Another way journalism outlets (we've got to stop calling them newspapers because they must be on the Web, not printed on paper) can increase revenue is to do what music companies are now doing - making 360 deals with talent. The music industry was decimated by file sharing on the Internet and by Apple's iTunes and iPods, so record companies cut way back pressing CDs and selling them in record stores and found other outlets such as Starbucks. Today, when record companies sign new artists and agree to promote them, the companies insist that the talent sign a 360 deal that gives the record company a cut of all the money an artist makes in concerts, T-shirts, and other gear and peripheral items - anywhere and everywhere - 360º in other words.

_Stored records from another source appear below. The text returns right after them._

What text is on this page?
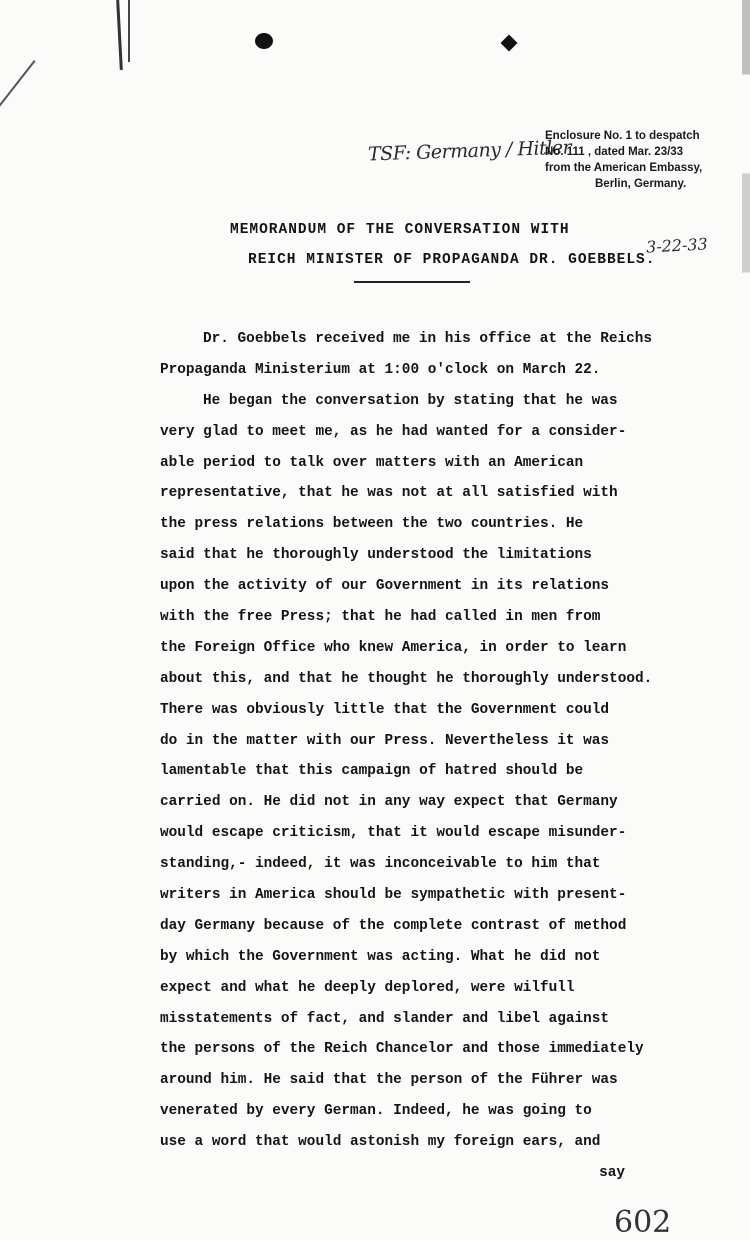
TSF: Germany / Hitler
Enclosure No. 1 to despatch
No. 111 , dated Mar. 23/33
from the American Embassy,
Berlin, Germany.
3-22-33
MEMORANDUM OF THE CONVERSATION WITH
REICH MINISTER OF PROPAGANDA DR. GOEBBELS.
Dr. Goebbels received me in his office at the Reichs
Propaganda Ministerium at 1:00 o'clock on March 22.
He began the conversation by stating that he was
very glad to meet me, as he had wanted for a consider-
able period to talk over matters with an American
representative, that he was not at all satisfied with
the press relations between the two countries. He
said that he thoroughly understood the limitations
upon the activity of our Government in its relations
with the free Press; that he had called in men from
the Foreign Office who knew America, in order to learn
about this, and that he thought he thoroughly understood.
There was obviously little that the Government could
do in the matter with our Press. Nevertheless it was
lamentable that this campaign of hatred should be
carried on. He did not in any way expect that Germany
would escape criticism, that it would escape misunder-
standing,- indeed, it was inconceivable to him that
writers in America should be sympathetic with present-
day Germany because of the complete contrast of method
by which the Government was acting. What he did not
expect and what he deeply deplored, were wilfull
misstatements of fact, and slander and libel against
the persons of the Reich Chancelor and those immediately
around him. He said that the person of the Führer was
venerated by every German. Indeed, he was going to
use a word that would astonish my foreign ears, and
say
602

So, for example, The NY Times could sign a deal with Frank Rich in which Rich agrees to give The Times a percentage cut of his off-the-job income from such items as speeches, books, and consulting gigs. The notion driving this concept is that Rich wouldn't be famous and highly sought after if it weren't for his exposure in The Times. He might be Rich, but he wouldn't be wealthy if he wrote for the Point Reyes Light, even though it won a Pulitzer Prize.

Journalism outlets could do events and conferences that don't appear to be influence peddling; their book reviewers could host book clubs and author readings, their movie reviewers could host movie preview events and discussions, their restaurant and food critics could host events and tastings, and cooking classes.

My wife, Julia, and I paid $75 each for a Dim Sum tour of New York's Chinatown from the Institute of Culinary Education (ICE). We enjoyed it thoroughly and the guide, expert cook and teacher, Norm Weinstein, was terrific. But we would probably pay twice as much for a similar tour sponsored by The Times.

The Times and other newspapers in their state of journalistic head-in-the-sand ostrichitis would probably say that they are in the news business, not the tour or the event or the education business and that they have to remain "pure." But they have forgotten what Harvard Business School's Theodore Levitt said about the railroad business - that the railroads went out of business because they mistakenly thought they were in the railroad business.

Newspapers think like buggy whip makers thought in 1908, that they were in the buggy-whip business, but their business was killed by the automobile. If they had re-defined their businesses as the vehicle acceleration business, they might have survived. Newspapers need to similarly re-define their businesses and find multiple revenue streams to support their journalism.

These news outlets also need to exploit the new e-reader technology, as suggested by Alan Mutter in his Reflections of a Newsosaur blog on January 8 in a post titled "Holy Moses! Media need to gear up for tablets."

The point is that journalism outlets have to explore multiple revenue streams, including government subsidies.